Tue Aug 31 06:47:01 PDT 2010

On Tue, Aug 31, 2010 at 6:10 AM, David Given <dg at cowlark.com> wrote:
> On 29/08/10 16:28, Kenneth Uildriks wrote:
> [...]
>> Now the case where function A calls function B, and function B needs
>> to return a pointer to a freshly-allocated object, is fairly common.
>> One way to attack this is to have each function create its own
>> "region" or "memory pool" and destroy it when it returns.
> [...]
>> This
>> scheme will allow any call depth to be handled without a GC heap
>> allocation, as long as no pointer to the object is ever stored in a
>> global or heap object or passed through a capturing function
>> parameter.
>
> If I've understood you correctly, this still requires a run-time memory
> allocation from the appropriate memory pool --- so I still get the
> overhead of running a heap, although I do still get some optimisation
> due to being able to explicitly free the pool rather than relying on the
> garbage collector to do it.

Each function's allocator can start by using (preallocated) stack
space,then switch to allocating from the heap when stack space is used
up.  Each heap allocation can be the same size, making fragmentation
issues go away... your function allocator simply moves a pointer
through
its allocated space and doesn't support any form of delete.

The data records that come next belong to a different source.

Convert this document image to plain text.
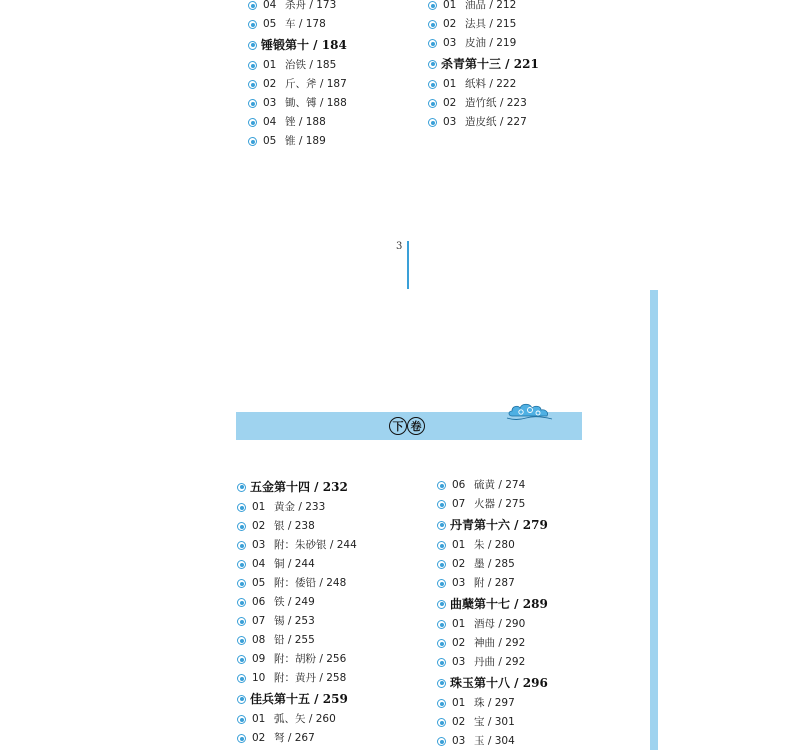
04 杀舟 / 173
05 车 / 178
锤锻第十 / 184
01 治铁 / 185
02 斤、斧 / 187
03 锄、镈 / 188
04 锉 / 188
05 锥 / 189
01 油品 / 212
02 法具 / 215
03 皮油 / 219
杀青第十三 / 221
01 纸料 / 222
02 造竹纸 / 223
03 造皮纸 / 227
3
下 卷
五金第十四 / 232
01 黄金 / 233
02 银 / 238
03 附：朱砂银 / 244
04 铜 / 244
05 附：倭铅 / 248
06 铁 / 249
07 锡 / 253
08 铅 / 255
09 附：胡粉 / 256
10 附：黄丹 / 258
佳兵第十五 / 259
01 弧、矢 / 260
02 弩 / 267
06 硫黄 / 274
07 火器 / 275
丹青第十六 / 279
01 朱 / 280
02 墨 / 285
03 附 / 287
曲蘖第十七 / 289
01 酒母 / 290
02 神曲 / 292
03 丹曲 / 292
珠玉第十八 / 296
01 珠 / 297
02 宝 / 301
03 玉 / 304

I've used this scheme manually in several C++ projects (usually
without a fallback garbage collector, although I occasionally reach
for boost::shared_ptr), and found it greatly reduced development
effort while improving code quality and performance.  In my own front
end, I'm planning to automate the process much like I've outlined
above, and in the early versions, have it flag an error when it can't
prove the usage to be safe and would need to fall back to a gc
allocation.
>
> I think all I need is the simple case where I lower calls to malloc to
> alloca instructions if the result is only ever passed to nocapture
> functions and is not returned. The function-that-returns-a-pointer case
> (which my language does a lot) may be trivially manageable by relying on
> said functions being inlined; I've yet to get LLVM to inline anything
> yet, so I don't know how well this will work in practice.

As long as the function-that-returns-a-pointer is fairly small, it
should almost always be inlined.  You can slap an "alwaysinline"
attribute on such functions if you like, and that should guarantee it
(outside of a few cases like functions that use setjmp, indirect
branches, or recursion)

Looking through the code, I see that functions with dynamic alloca's
don't get inlined into callers that don't have dynamic alloca's,
unless you use the alwaysinline attribute.

One problem with using inlining this way... if you ever try to expose
a dynamic library with functions like this, clients of the dynamic
library won't even try to inline across module boundaries.  This means
that your library functions will alloca the space they need, and then
return a pointer to its own stack.